In a lab test of “DSL Phantom Mode,” Bell Labs achieved downstream transmission speeds of 300 Megabits per second (Mbps) over distances up to 400 meters (1,312 feet) - or 100Mbps at 1km (0.62 miles) – using just two digital subscriber lines (DSL). At its core, DSL Phantom Mode involves the creation of a virtual or “phantom” channel that supplements the two physical wires that are the standard configuration for copper transmission lines.
Bell Labs’ innovation and the source of DSL Phantom Mode’s dramatic increase in transmission capacity lies in its application of analogue phantom mode technology in combination with industry-standard techniques: vectoring that eliminates interference or “crosstalk” between copper wires, and bonding that makes it possible to take individual lines and aggregate them.
“What makes DSL Phantom Mode such an important breakthrough is that it combines cutting edge technology with an attractive business model that will open up entirely new commercial opportunities for service providers, enabling them in particular, to offer the latest broadband IP-based services using existing network infrastructure,” said Gee Rittenhouse, head of Research for Bell Labs.
According to Ovum analyst, Kamalini Ganguly, “Alcatel-Lucent Bell Labs’ DSL Phantom Mode lab test adds a whole new dimension to the ongoing ‘100Mbps for all’ debate.
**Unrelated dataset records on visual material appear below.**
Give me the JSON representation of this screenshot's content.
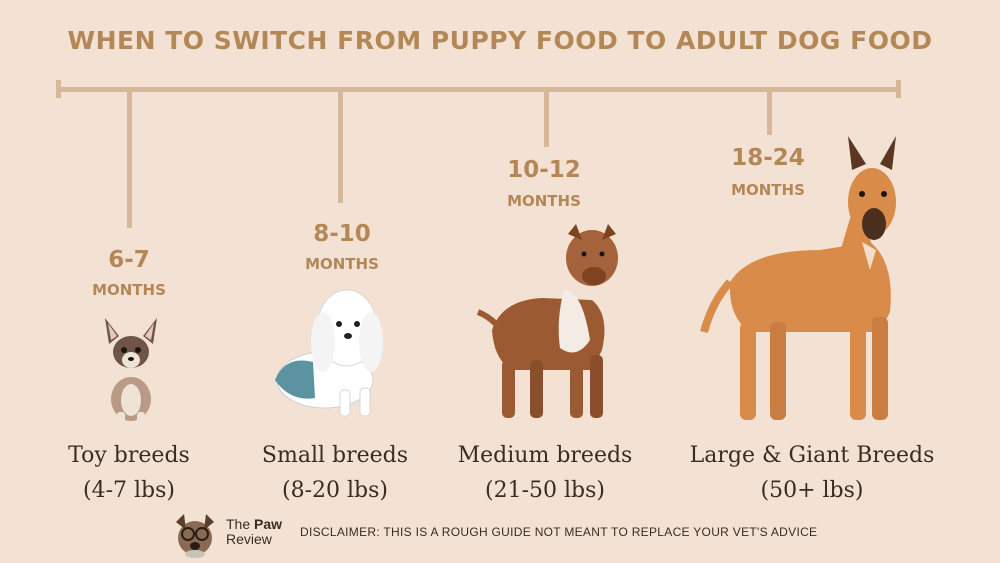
{
  "title": "WHEN TO SWITCH FROM PUPPY FOOD TO ADULT DOG FOOD",
  "stages": [
    {
      "range": "6-7",
      "unit": "MONTHS",
      "breed": "Toy breeds",
      "weight": "(4-7 lbs)"
    },
    {
      "range": "8-10",
      "unit": "MONTHS",
      "breed": "Small breeds",
      "weight": "(8-20 lbs)"
    },
    {
      "range": "10-12",
      "unit": "MONTHS",
      "breed": "Medium breeds",
      "weight": "(21-50 lbs)"
    },
    {
      "range": "18-24",
      "unit": "MONTHS",
      "breed": "Large & Giant Breeds",
      "weight": "(50+ lbs)"
    }
  ],
  "footer": {
    "brand_line1_a": "The ",
    "brand_line1_b": "Paw",
    "brand_line2": "Review",
    "disclaimer": "DISCLAIMER: THIS IS A ROUGH GUIDE NOT MEANT TO REPLACE YOUR VET'S ADVICE"
  },
  "colors": {
    "background": "#f3e2d3",
    "accent": "#b38856",
    "line": "#d7b79a",
    "text": "#3a2c22"
  },
  "icons": [
    "chihuahua-illustration",
    "maltese-illustration",
    "pitbull-illustration",
    "great-dane-illustration",
    "paw-review-logo-icon"
  ]
}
The fact that existing copper loops can facilitate 300Mbps at 400 meters reshapes the whole next-generation broadband competitive environment - and will open up a wide range of new business opportunities for ‘traditional’ DSL players. This announcement shows that Alcatel-Lucent is seriously looking at all possible innovations to help its customers speed up the deployment of next-generation access networks, through a smart mix of advanced copper and fiber technologies.”
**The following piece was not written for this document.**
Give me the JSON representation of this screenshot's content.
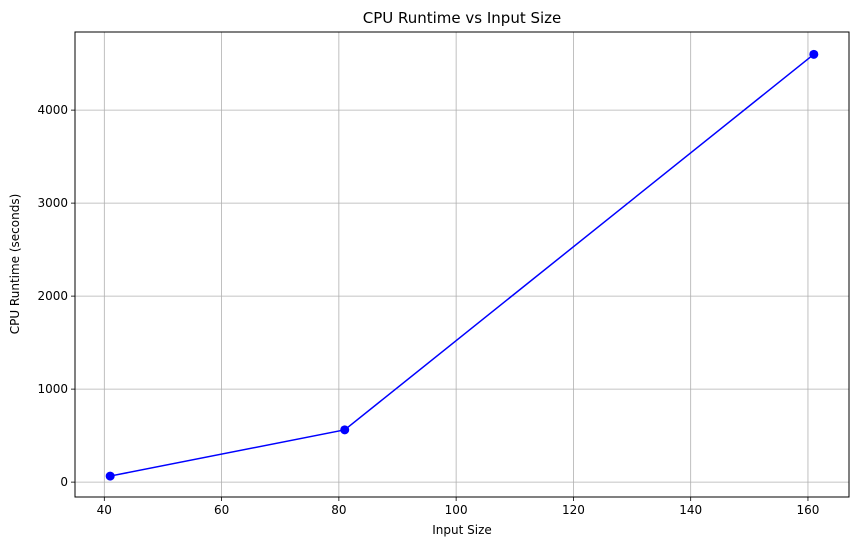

The company says it is conducting further research to “refine deployment models and determine a specific set of customer premises equipment (CPE) - models compatible with the DSL Phantom Mode technology.”
With many countries around the world struggling to find the cash to update aging infrastructure the ability to boost their performance using Alcatel-Lucent's technology without a wholesale replacement is sure to appeal.